Here’s a problem:
If something is electronic or interactive
does not make it a game! Yesterday I took part in a TLT Web seminar by the 21st Century Information Fluency Project entitled “Game Based Website Evaluation.” Sounds good doesn’t it? I thought so too.
Unfortunately, “game based” meant dragging a file card image representing different criteria for web evaluation into a yes or no box. Once the file cards are sorted, clicking on the “wizard” shows how many cards are in each box. Based on a simple tally, the site tells you whether to “use” or “lose” the website. It’s not a bad checklist, but that’s all it is. A fancy checklist, is not a game.
I was not only disappointed but irritated by the web seminar yesterday.

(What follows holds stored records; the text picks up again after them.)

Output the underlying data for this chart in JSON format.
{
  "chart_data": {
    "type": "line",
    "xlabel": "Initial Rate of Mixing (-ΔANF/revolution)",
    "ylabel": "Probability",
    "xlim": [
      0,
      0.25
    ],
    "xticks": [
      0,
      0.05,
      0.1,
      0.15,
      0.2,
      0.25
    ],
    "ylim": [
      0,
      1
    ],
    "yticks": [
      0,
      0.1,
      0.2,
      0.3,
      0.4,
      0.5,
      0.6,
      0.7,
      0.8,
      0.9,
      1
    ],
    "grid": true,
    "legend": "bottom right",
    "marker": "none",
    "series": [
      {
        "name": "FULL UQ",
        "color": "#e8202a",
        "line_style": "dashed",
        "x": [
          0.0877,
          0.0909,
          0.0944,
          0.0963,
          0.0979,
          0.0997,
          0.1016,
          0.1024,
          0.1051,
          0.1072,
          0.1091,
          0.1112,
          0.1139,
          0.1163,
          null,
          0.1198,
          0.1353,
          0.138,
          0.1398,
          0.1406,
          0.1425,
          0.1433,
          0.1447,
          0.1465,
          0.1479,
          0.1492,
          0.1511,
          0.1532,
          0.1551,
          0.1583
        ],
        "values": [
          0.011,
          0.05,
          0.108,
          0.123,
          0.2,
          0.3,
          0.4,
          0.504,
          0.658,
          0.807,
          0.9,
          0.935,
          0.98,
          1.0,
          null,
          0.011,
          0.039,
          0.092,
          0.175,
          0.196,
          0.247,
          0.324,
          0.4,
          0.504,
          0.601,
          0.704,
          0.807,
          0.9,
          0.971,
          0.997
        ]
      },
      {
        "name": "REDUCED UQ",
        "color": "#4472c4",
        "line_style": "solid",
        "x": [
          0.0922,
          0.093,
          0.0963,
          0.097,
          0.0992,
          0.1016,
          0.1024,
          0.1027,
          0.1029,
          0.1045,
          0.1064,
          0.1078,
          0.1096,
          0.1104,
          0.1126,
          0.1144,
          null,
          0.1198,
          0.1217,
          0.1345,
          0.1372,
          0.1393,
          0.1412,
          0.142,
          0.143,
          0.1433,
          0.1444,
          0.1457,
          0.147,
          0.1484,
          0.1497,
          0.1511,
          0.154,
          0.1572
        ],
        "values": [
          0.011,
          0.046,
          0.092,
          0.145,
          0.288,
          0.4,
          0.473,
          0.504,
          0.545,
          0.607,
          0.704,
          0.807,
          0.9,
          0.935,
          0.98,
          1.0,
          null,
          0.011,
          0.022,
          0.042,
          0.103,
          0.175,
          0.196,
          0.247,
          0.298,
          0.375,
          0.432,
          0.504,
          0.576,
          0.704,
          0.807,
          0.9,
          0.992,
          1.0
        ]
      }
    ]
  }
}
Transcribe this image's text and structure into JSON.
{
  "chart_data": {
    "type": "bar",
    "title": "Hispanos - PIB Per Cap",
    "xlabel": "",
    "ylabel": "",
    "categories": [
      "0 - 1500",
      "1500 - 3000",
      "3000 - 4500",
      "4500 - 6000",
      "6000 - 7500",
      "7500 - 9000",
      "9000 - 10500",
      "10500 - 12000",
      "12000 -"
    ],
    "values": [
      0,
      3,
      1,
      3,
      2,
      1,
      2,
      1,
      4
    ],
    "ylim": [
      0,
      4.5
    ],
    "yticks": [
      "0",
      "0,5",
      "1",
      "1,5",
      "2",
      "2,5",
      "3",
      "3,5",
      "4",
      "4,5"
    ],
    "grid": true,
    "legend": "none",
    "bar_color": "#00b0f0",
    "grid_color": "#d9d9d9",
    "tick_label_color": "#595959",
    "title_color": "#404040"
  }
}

Maybe if I didn’t write or read this site and others like it, I would have thought the “game” worthwhile.
But come on gentlemen – that is no “game.”
They did a solid job creating fake sites to evaluate, but the “game” is only a checklist, nothing more.
Their “game” falls into a trap that many teachers slip into.
Just because we create something a little interactive thinking it’s a game – can turn off our students and ultimately the teachers to the idea of using games.
Done well, games work.
But like any learning strategy, done poorly leaves a bad taste in everyone’s mouth.
Here's the link, although it's not active yet:
http://21cif.imsa.edu/rkitp/challenge/evaluation/useitorloseit_index.swfI’ve emailed the creators to see how they justify the site as a game and what research they did to reach that conclusion… I’ll post any response that I get.